The materials I've been working on were put into use for the first time today. Along with the help of my friend and fellow volunteer Chamisa, we trained 19 leaders from 6 different community youth groups in the concept of service learning and the design and management of service learning projects. The idea is that they will go back and train the rest of their respective youth groups in the methodology, complete a project action plan, execute their projects, analyze the results, and come together in July to share what they did and what they learned with all participants from all of the other groups by means of creative presentations. The final event will also be a way to celebrate their successes and discuss follow-up plans for the projects.

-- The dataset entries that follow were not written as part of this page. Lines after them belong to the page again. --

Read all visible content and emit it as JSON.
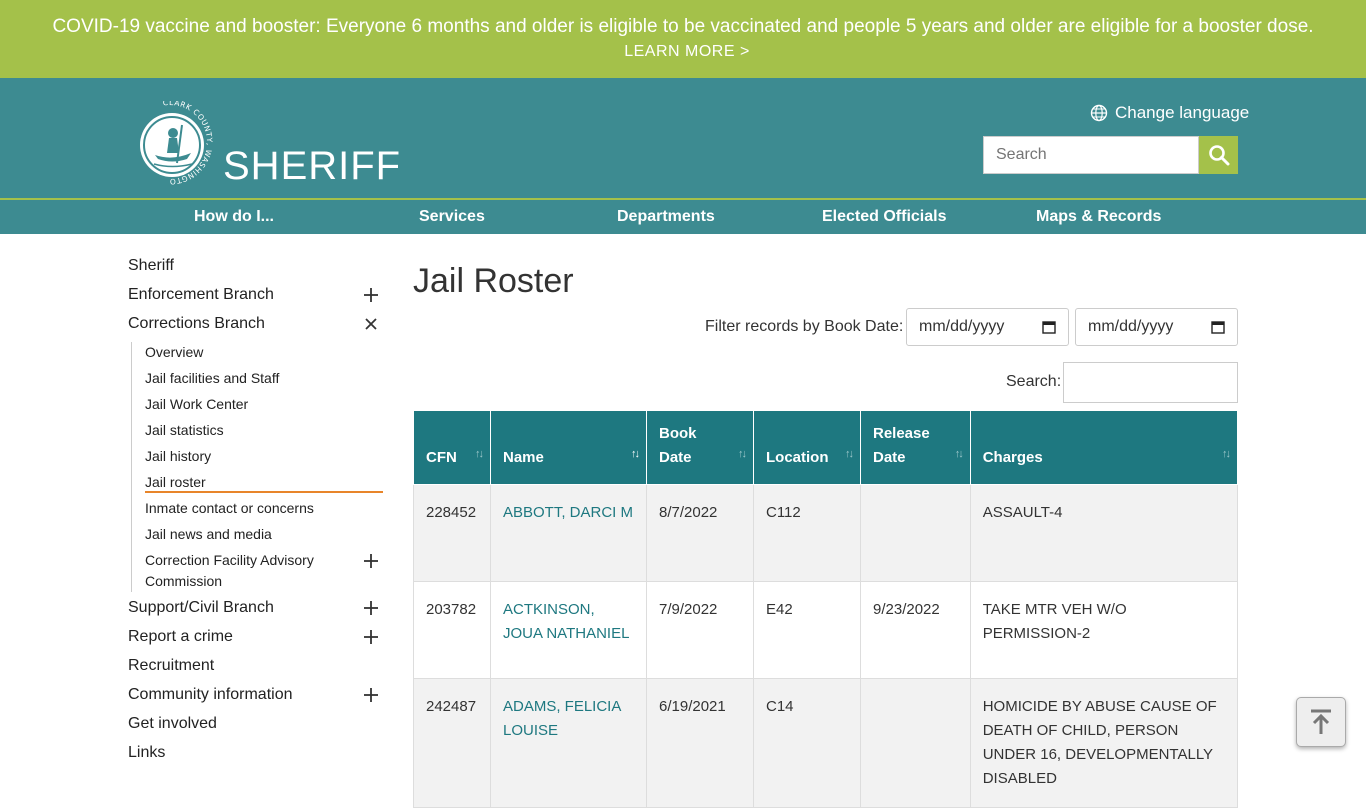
{
  "alert": {
    "text": "COVID-19 vaccine and booster: Everyone 6 months and older is eligible to be vaccinated and people 5 years and older are eligible for a booster dose.",
    "link_label": "LEARN MORE >"
  },
  "header": {
    "logo_ring_text": "CLARK COUNTY, WASHINGTON",
    "site_name": "SHERIFF",
    "language_label": "Change language",
    "search_placeholder": "Search"
  },
  "nav": {
    "items": [
      "How do I...",
      "Services",
      "Departments",
      "Elected Officials",
      "Maps & Records"
    ]
  },
  "sidebar": {
    "items": [
      {
        "label": "Sheriff"
      },
      {
        "label": "Enforcement Branch"
      },
      {
        "label": "Corrections Branch"
      },
      {
        "label": "Support/Civil Branch"
      },
      {
        "label": "Report a crime"
      },
      {
        "label": "Recruitment"
      },
      {
        "label": "Community information"
      },
      {
        "label": "Get involved"
      },
      {
        "label": "Links"
      }
    ],
    "sub_items": [
      {
        "label": "Overview"
      },
      {
        "label": "Jail facilities and Staff"
      },
      {
        "label": "Jail Work Center"
      },
      {
        "label": "Jail statistics"
      },
      {
        "label": "Jail history"
      },
      {
        "label": "Jail roster"
      },
      {
        "label": "Inmate contact or concerns"
      },
      {
        "label": "Jail news and media"
      },
      {
        "label": "Correction Facility Advisory Commission"
      }
    ]
  },
  "main": {
    "title": "Jail Roster",
    "filter_label": "Filter records by Book Date:",
    "date_placeholder": "mm/dd/yyyy",
    "search_label": "Search:",
    "table": {
      "headers": [
        "CFN",
        "Name",
        "Book Date",
        "Location",
        "Release Date",
        "Charges"
      ],
      "rows": [
        {
          "cfn": "228452",
          "name": "ABBOTT, DARCI M",
          "book_date": "8/7/2022",
          "location": "C112",
          "release_date": "",
          "charges": "ASSAULT-4"
        },
        {
          "cfn": "203782",
          "name": "ACTKINSON, JOUA NATHANIEL",
          "book_date": "7/9/2022",
          "location": "E42",
          "release_date": "9/23/2022",
          "charges": "TAKE MTR VEH W/O PERMISSION-2"
        },
        {
          "cfn": "242487",
          "name": "ADAMS, FELICIA LOUISE",
          "book_date": "6/19/2021",
          "location": "C14",
          "release_date": "",
          "charges": "HOMICIDE BY ABUSE CAUSE OF DEATH OF CHILD, PERSON UNDER 16, DEVELOPMENTALLY DISABLED"
        }
      ]
    }
  },
  "colors": {
    "alert_bg": "#a4c14a",
    "header_bg": "#3d8b91",
    "table_header_bg": "#1e7880",
    "link": "#1e7880",
    "active_underline": "#e8852a"
  }
}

The training today went extremely well, and even though it lasted for 5 hours, the most commoon feedback I received from the participants was that they wished it had been longer! It was inspiring to wacth these young people working so diligently and in such a collaborative manner as they made plans to improve their communities. So often society tries to take power away from them, and with so few opportunities to do something positive with their time it's almost no wonder they seek refuge in drugs, violence and unsafe sex. It pains me to hear adults complaining about the negative behaviors displayed by young people here, as if those same young people are completely at fault. In most cases, it is the adults who are at fault for neglecting to provide these youth with opportunities to make positive contributions to society. If young people are not given this power they are not likely to become aware that it exists on their own (and in this adult-run society I cannot blame them). Okay but before I get too off topic, what I loved most about this workshop was that the young participants were so participative, articulate and creative with their ideas, excited about the potential to make positive changes in their communities, and enthusiastic about sharing the information with their peers. I am definitely looking forward to providing support to all of the groups as they train their other members and design and execute their projects, and I expect the closing activity in July to be something quite memorable for all. Together the 6 groups cover every different part of my own community, plus Chamisa's neighboring community, so the hope is that the projects cover a lot of ground.

I have several more trainings to do (including all 98 11th graders from the technical high school and all of the teachers from three different elementary school), and getting the first one over with has been an extremely beneficial experience (the stress nearly killed me, but I'm a firm believer that what doesn’t kill us only makes us stronger). I hope to write soon with updates on my other projects. It looks like water and definitely a bridge will be coming soon to the shantytown (fingers crossed! Knock on wood! wear your pajamas backwards!…..), and my 150 kindergarteners are probably going to be fluent in English by the end of this year (that was a lie but the stuff about the shantytown was true). Lots going on as usual, but I plan to make service learning my focus in this second half of my service. Pura vida!